We are now a few weeks into our early season European campaign and between the second and third U23 Nations Cups of the trip. Owen Harrison arrived on the 6th to complete the team and everyone seems to have settled into their place and routine at the house in Tielt-Winge. The following day we previewed the course for the first Nations Cup, the U23 version of the Tour of Flanders. We were lucky enough to have Dominique Rollin of Cervelo Test Team fame showing us the ropes after having just raced the ProTour version. We found ourselves on a tough and versatile course with cobbles, steep climbs and the crazy bergs that combine the two. Dom instructed well to prepare us for what would be an incredibly tough and chaotic race.
Flanders started and we were soon on the first cobbled section. The race seemed to settle into a rhythm and much of the nervous energy of the start disappeared. I managed to get into an early breakaway for a while, but with so many strong teams there, the break had to have the perfect composition and that never happened. As the race progressed, the pace slowly ramped up with each climb proving tougher than the last. The race was sketchy on the small twisty roads and Michael was in a crash. Another crash went down beside me and a wheel caught my shifter, effectively separating the levers and making it useless. I took a spare bike, but each option available had a different set of pedals than I was riding. The rest of the team also had some misfortune with Keir’s cassette dismantling after a cobble section, Antoine flatting at a bad moment and Michael in another crash. Unfortunately no one on the team finished, but valuable lessons and experience were taken from a true Northern Classic.
The next few days consisted mainly of rest, including many hours of Eurosport and watching Dominique Rollin and Mike Barry on the front at Paris-Roubaix before Fabian Cancellara rode the bike race off his wheel. It wasn’t long, however, before Tuesday came around and we were off to France for the 2nd round of the Nation’s Cup.
La Cote Picarde takes place in the Somme region with much of the race near the coast and the English Channel. The course had many exposed sections in the beginning before a more sheltered, hilly finale. That said, the wind played a role throughout most of the race. It was controlled early on which led to extremely nervous racing as every team was fighting for the front in what was expected to be a crosswind-heavy first half of the race. Later in the race the wind picked up and with the combination of the steep hills and exposed roads, the pack dwindled. Leading into finishing circuits, Keir and Jamie were pacing Owen back up to the peloton after his vest came out from under his jersey and locked up his rear wheel. With about 4 km to the first circuit, I had a rear flat and had to wait for Vincent and our follow car 20 cars back. The Canadian trio made it back a few kilometres before the first passage and after a barrage, I was joined them shortly thereafter. We all immediately started moving up as the first climb on the finishing circuits came very quickly.
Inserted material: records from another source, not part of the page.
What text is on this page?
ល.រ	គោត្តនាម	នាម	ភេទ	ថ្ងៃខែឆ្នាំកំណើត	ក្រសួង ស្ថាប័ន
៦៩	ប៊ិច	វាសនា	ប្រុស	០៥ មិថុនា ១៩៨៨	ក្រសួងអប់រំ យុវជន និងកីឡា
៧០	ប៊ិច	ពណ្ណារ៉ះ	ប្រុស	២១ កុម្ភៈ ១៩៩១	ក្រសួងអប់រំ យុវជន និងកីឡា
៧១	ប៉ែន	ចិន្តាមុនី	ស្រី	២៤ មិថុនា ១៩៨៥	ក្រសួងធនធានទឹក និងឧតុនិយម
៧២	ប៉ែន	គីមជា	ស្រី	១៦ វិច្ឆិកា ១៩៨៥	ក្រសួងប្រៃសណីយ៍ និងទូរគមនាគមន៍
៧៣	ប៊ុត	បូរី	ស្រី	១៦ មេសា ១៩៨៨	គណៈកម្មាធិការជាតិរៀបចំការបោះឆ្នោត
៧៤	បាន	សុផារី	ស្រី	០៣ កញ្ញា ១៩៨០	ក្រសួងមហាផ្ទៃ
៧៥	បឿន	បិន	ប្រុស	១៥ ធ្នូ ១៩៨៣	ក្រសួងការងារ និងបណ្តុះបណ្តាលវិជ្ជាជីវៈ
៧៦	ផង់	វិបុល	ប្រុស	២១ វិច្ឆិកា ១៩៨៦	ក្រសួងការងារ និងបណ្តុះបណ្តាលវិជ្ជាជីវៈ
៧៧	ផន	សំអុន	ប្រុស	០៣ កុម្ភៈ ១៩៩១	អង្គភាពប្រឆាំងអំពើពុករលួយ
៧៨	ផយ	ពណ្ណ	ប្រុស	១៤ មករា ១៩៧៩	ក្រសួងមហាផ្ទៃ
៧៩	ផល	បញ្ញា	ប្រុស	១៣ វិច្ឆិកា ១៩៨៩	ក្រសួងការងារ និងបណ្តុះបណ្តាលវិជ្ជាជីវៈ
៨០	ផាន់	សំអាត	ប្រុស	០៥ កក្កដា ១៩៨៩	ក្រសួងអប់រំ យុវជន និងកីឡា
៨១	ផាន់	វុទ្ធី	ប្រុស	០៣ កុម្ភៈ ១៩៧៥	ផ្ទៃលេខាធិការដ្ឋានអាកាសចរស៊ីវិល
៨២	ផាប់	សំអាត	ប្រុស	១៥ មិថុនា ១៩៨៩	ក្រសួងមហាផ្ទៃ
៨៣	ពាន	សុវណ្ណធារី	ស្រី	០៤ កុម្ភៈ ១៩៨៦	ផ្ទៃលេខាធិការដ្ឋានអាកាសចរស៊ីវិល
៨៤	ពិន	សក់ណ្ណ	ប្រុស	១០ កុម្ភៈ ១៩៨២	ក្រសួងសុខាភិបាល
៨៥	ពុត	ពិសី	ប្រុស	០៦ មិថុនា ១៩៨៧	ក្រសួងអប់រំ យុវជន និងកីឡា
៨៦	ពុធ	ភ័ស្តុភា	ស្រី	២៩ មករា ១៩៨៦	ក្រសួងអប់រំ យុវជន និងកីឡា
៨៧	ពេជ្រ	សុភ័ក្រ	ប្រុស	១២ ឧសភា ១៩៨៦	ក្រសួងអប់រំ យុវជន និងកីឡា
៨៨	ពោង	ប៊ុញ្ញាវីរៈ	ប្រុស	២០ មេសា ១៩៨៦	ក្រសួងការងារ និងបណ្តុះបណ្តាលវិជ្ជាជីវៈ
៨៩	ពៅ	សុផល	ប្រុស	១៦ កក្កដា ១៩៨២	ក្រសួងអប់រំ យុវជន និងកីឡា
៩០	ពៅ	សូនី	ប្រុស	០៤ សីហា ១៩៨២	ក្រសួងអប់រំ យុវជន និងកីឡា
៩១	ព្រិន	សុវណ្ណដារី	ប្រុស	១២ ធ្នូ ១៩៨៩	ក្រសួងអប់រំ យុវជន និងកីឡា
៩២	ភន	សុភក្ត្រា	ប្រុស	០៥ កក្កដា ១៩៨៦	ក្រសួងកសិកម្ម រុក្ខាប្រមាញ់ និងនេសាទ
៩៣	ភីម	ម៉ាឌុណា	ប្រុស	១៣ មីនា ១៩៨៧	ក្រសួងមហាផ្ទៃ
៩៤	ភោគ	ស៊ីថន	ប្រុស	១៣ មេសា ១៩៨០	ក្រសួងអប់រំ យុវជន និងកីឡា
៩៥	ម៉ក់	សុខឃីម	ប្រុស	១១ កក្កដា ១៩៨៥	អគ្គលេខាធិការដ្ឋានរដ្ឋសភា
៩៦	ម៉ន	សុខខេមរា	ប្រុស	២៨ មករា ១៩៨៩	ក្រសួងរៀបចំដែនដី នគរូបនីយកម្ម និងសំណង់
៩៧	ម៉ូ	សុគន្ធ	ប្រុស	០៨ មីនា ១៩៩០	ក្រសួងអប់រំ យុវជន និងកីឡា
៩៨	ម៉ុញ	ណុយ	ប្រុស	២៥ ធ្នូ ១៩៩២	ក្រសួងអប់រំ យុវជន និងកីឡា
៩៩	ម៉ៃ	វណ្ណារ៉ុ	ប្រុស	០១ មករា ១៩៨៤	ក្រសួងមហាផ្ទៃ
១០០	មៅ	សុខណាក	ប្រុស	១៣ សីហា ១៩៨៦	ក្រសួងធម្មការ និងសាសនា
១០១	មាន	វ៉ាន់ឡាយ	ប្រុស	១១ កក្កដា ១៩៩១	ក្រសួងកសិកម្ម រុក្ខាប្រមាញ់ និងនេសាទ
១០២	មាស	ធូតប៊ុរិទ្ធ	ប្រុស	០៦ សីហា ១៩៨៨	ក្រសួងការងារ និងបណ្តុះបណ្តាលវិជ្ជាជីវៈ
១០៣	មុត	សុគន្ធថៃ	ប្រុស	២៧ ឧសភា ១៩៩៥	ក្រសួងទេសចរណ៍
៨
Each of the riders who had just made the effort to get back on had a tough time with the climb and as the pace intensified, we each dropped off the back. I continued to push and found some strength as I crested. I ended up with a group that continued to roll at a steady pace and pick up riders, including Michael en route to the finish. Antoine rode a good race, lasting until the final climb before losing the pack. The three of us ended up between 80th and 100th with Jamie just out of classification and Keir and Owen DNF-ing. Once again, there was some misfortune, but altogether the team rode a much better race than Flanders and is continuing to make rapid gains in both fitness and experience.
Next on tap is the final round of the Nation’s Cup we will compete in this project, the ZLM Tour in The Netherlands. The small exposed roads that zig-zag across Zeeland will make for a hard race, but Team Canada is ready for it.